Good point -- the overflow is because the privileged sequence is longer than the student prompt the dataset filtered on. I kept the teacher-side raise as a loud safety net for now, but a dataset-level filter (capping prompt+solution upfront, like filter_overlong_prompts) is cleaner and I think fits better as a follow-up PR. Open to either.
…+ lock alignment with an e2e test (verl-project#6827) Follow-up review fixes on verl-project#6833: - The default privileged_suffix framed the task as evaluating the response, but the tokens that follow are the student response, not an evaluation. Reframe it to ask the teacher to derive the answer using the reference (think step by step), so the per-token target stays on-distribution and matches the reference OPSD transition. - Document the signal-quality knobs: ground_truth is often just the final answer (use a full-solution field like extra_info.answer for a stronger signal), and OPSD is a supervised loss (use_policy_gradient=False, use_task_rewards=False). - Add an e2e alignment test: the privileged slice plus the _pad_teacher_outputs left/right pad land response token j at row prompt_width+j, identical to the non-privileged path.

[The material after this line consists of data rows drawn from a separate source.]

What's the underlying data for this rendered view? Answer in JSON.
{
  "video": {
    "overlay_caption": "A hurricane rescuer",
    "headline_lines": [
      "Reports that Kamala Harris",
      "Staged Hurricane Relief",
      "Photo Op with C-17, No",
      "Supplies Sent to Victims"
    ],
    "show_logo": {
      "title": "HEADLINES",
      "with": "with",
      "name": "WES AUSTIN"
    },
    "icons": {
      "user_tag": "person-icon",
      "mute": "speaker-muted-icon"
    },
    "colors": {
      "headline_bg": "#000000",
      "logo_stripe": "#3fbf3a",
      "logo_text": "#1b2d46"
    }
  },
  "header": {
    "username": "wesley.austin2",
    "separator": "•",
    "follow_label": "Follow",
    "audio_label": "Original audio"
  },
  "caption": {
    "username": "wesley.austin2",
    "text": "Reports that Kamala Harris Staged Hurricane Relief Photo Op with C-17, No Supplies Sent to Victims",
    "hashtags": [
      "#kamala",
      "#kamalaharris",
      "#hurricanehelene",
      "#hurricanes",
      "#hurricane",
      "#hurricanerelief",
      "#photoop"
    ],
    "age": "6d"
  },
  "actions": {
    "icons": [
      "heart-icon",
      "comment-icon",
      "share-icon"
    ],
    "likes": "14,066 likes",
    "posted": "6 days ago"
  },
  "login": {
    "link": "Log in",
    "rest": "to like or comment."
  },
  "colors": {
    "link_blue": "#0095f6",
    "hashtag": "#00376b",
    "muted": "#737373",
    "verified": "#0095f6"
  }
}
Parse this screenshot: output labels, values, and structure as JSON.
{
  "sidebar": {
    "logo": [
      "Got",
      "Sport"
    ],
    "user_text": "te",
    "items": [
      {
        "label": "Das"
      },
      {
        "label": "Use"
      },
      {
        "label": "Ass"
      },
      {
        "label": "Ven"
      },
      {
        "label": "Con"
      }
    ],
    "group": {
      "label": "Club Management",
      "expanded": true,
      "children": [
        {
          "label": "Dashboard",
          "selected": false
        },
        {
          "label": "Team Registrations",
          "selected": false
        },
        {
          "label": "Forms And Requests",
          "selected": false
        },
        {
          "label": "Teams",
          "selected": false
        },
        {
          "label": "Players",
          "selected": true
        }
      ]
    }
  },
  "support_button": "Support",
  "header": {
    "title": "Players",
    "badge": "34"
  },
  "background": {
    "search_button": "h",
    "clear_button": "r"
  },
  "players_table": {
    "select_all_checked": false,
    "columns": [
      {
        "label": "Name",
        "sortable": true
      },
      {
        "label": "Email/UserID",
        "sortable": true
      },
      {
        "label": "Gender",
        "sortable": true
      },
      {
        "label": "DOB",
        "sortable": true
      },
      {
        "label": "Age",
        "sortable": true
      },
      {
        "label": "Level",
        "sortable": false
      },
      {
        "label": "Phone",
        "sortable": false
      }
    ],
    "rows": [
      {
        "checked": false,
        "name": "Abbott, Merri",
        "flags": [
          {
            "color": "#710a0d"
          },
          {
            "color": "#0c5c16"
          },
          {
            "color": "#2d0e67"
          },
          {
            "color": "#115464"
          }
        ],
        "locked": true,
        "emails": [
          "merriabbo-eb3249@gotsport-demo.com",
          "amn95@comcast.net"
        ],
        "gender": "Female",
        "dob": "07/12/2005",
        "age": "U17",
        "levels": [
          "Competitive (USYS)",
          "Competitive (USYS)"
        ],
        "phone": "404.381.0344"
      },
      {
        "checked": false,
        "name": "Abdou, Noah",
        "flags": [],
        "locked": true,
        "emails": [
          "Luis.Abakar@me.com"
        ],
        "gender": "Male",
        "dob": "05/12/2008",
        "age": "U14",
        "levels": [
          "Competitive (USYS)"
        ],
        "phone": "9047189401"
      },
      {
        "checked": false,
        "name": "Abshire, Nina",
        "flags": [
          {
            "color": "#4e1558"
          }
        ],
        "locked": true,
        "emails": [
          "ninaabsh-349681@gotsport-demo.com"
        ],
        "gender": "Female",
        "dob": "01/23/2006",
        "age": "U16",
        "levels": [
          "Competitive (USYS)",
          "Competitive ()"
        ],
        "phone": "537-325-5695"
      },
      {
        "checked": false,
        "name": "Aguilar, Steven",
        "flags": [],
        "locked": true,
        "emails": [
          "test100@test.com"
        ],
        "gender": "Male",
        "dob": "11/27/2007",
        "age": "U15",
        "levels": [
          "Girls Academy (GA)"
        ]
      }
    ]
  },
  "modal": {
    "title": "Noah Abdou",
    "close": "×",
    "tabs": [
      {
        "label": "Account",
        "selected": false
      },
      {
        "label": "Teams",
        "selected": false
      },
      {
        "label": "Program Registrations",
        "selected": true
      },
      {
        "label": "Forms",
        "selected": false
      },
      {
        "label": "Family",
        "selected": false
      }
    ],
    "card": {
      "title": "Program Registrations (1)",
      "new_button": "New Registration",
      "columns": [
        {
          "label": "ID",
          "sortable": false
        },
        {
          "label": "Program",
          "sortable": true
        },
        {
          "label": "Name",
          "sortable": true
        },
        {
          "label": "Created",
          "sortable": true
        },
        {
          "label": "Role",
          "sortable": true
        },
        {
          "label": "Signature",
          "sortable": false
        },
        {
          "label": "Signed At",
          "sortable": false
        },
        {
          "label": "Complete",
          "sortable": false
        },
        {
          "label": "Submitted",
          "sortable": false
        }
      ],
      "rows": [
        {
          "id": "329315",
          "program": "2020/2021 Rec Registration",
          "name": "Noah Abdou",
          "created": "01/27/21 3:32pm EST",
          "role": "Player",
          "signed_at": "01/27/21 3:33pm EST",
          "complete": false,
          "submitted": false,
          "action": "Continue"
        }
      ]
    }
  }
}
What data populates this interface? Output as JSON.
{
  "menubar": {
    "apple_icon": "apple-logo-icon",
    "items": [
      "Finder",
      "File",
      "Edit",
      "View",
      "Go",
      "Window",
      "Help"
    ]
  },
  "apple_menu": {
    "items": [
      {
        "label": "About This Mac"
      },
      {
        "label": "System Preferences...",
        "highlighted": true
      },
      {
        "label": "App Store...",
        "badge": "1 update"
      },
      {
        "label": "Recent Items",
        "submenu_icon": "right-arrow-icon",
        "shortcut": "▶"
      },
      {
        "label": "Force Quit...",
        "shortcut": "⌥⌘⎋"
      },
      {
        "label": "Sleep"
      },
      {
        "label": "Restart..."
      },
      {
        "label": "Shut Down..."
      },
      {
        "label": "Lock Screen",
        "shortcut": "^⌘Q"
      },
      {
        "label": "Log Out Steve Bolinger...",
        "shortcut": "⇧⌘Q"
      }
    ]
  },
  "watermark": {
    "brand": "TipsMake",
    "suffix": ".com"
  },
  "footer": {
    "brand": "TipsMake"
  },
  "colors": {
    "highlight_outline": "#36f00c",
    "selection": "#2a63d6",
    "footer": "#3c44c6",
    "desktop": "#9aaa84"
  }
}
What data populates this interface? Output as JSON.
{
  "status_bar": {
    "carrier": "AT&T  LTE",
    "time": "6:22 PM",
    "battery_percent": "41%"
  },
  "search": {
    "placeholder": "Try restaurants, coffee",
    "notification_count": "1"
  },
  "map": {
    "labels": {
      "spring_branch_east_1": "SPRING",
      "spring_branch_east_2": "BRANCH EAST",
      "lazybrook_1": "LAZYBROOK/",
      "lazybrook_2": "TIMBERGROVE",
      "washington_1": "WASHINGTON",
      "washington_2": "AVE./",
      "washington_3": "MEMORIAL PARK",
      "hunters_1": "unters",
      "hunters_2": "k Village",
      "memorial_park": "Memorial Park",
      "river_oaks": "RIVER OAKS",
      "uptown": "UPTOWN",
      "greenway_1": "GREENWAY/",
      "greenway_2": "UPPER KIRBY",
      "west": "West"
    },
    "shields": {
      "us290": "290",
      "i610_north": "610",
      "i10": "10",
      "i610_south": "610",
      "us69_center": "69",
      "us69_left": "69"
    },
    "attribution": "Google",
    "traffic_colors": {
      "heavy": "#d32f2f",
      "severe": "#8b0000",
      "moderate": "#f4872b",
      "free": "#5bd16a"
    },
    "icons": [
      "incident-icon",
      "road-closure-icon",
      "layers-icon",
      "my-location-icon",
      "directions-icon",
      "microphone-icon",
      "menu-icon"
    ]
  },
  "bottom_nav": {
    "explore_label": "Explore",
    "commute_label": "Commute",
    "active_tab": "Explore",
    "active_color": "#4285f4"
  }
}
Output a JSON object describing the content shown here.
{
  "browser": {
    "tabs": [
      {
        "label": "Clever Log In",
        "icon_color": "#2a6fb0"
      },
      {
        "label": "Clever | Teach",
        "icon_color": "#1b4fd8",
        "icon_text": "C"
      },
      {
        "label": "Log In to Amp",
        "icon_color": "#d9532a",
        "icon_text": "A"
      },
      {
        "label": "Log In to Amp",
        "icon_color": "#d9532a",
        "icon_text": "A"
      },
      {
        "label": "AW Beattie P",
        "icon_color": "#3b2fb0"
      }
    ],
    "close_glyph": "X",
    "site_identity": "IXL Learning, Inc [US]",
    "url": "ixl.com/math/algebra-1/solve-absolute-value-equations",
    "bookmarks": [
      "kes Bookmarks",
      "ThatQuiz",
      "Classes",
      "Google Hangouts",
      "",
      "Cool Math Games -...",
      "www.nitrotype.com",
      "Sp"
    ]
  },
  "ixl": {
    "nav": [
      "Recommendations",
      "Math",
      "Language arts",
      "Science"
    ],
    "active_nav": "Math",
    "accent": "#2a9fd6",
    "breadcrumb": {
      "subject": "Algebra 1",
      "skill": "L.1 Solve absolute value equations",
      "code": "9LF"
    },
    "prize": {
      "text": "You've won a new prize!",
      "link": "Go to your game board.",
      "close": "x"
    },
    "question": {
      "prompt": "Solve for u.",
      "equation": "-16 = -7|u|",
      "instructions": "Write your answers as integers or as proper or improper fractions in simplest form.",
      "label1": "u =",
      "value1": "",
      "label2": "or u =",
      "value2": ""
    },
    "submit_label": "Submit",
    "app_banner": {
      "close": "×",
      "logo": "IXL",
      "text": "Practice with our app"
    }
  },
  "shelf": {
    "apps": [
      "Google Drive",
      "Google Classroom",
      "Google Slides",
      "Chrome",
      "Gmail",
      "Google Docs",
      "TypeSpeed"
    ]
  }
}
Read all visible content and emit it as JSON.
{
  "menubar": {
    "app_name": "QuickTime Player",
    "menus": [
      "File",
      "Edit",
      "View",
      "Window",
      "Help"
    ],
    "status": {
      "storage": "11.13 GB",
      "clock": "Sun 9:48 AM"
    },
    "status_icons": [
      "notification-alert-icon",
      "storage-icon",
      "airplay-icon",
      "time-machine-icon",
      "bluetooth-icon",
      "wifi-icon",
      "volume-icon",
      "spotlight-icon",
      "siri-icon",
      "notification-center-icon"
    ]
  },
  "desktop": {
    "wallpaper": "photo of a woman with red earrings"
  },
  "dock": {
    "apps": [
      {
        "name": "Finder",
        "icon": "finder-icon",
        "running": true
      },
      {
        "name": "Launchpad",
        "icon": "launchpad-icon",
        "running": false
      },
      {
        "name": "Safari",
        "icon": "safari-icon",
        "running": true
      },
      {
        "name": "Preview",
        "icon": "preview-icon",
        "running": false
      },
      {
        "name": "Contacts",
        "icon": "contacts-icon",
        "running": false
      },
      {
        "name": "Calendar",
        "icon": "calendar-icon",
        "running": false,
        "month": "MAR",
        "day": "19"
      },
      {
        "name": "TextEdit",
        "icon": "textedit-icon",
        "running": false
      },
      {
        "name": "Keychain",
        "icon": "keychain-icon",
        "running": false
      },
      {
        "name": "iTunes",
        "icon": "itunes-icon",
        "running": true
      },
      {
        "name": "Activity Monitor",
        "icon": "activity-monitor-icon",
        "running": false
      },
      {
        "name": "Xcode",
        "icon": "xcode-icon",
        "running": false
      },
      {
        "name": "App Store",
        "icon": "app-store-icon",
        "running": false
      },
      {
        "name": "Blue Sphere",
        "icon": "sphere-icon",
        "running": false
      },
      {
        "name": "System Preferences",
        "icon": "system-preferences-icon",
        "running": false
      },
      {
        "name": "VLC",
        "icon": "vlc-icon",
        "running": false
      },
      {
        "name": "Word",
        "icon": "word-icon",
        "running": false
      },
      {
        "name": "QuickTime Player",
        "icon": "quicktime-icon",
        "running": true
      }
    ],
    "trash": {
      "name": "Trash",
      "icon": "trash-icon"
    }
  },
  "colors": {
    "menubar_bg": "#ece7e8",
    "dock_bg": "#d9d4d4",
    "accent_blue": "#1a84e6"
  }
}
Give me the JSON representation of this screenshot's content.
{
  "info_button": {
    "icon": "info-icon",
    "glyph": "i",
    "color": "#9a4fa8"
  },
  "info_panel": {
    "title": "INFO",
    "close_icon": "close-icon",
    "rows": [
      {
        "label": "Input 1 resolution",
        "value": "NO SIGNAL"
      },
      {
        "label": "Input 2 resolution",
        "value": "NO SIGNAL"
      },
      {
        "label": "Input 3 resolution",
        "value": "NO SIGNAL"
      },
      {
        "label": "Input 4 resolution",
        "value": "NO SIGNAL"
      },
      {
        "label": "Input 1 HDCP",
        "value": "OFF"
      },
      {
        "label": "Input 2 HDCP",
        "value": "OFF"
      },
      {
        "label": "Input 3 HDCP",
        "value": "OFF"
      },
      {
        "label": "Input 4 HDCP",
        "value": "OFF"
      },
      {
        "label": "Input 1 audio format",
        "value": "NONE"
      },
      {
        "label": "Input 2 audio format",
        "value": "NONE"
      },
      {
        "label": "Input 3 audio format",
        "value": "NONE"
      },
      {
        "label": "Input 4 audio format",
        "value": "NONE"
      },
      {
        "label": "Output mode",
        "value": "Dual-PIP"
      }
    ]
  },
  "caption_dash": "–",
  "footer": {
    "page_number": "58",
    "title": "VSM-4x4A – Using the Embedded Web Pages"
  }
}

| if solution_ids is not None: | ||
| # OPSD: the teacher conditions on the privileged ground-truth solution. |
There was a problem hiding this comment.
Can these lines be deleted?
There was a problem hiding this comment.
Yes, done -- folded the build into the self.self_distillation branch and gated the slice-back on the same flag, so the solution_ids is not None checks are gone.
…lution_ids sentinel (verl-project#6827) Per review: fold the privileged-sequence build into the self_distillation branch and gate the teacher slice-back on the same flag, dropping the solution_ids=None sentinel and the two is-not-None checks. Equivalent control flow -- self_distillation is true exactly when a solution was resolved, since a missing solution raises.
JacobHelwig
left a comment
There was a problem hiding this comment.
Nice idea to add this. Could you please show metrics from a sample training run without task rewards, along with the command used to run? The key metrics of interest would be the distillation loss, the training rewards, and the validation rewards.
|
Thanks! Will run a supervised OPSD training (no task rewards) on a small model and follow up here with the distillation loss and the training/validation rewards, plus the exact command. |
What does this PR do?
The first piece of On-Policy Self-Distillation (OPSD, #6827): the teacher conditions on the ground-truth solution (privileged context) while the student sees only the problem, and scores the student's own on-policy rollout. This is the half plain OPD lacks -- verl's OPD teacher sees only
prompt + response.verl/trainer/distillation/privileged_context.py-- two pure helpers:build_privileged_sequence(splice the GT solution, wrapped in marker tokens, into the teacher input) andslice_privileged_teacher_to_student(realign the teacher's per-token response scores back onto the student'sprompt + responsepositions). CPU-tested.DistillationConfig--self_distillation,privileged_solution_key,privileged_prefix,privileged_suffix.agent_loop._compute_teacher_logprobs-- whenself_distillationis on, build the privileged teacher sequence and slice the scores back; otherwise the path is unchanged (prompt + response).Route
Reuses the existing external-teacher path with
teacher.model_path == student model_path, i.e. a frozen self-teacher (the student's init checkpoint) scoring the rollout with privileged context. The whole OPD data + loss pipeline is reused unchanged -- only the teacher's input sequence and the realignment are new. The dynamic / EMA self-teacher (a second in-engine forward) is a separate, GPU-gated follow-up.Test
pytest tests/workers/test_opsd_privileged_context_on_cpu.py tests/workers/test_distillation_config_opsd_on_cpu.py-- splice layout + slice-back shapes/dtype + the config fields. CPU-only. The end-to-end GPU run (teacher = student checkpoint, top-k overlap rises, convergence) is the remaining validation, hence draft.Part of #6827.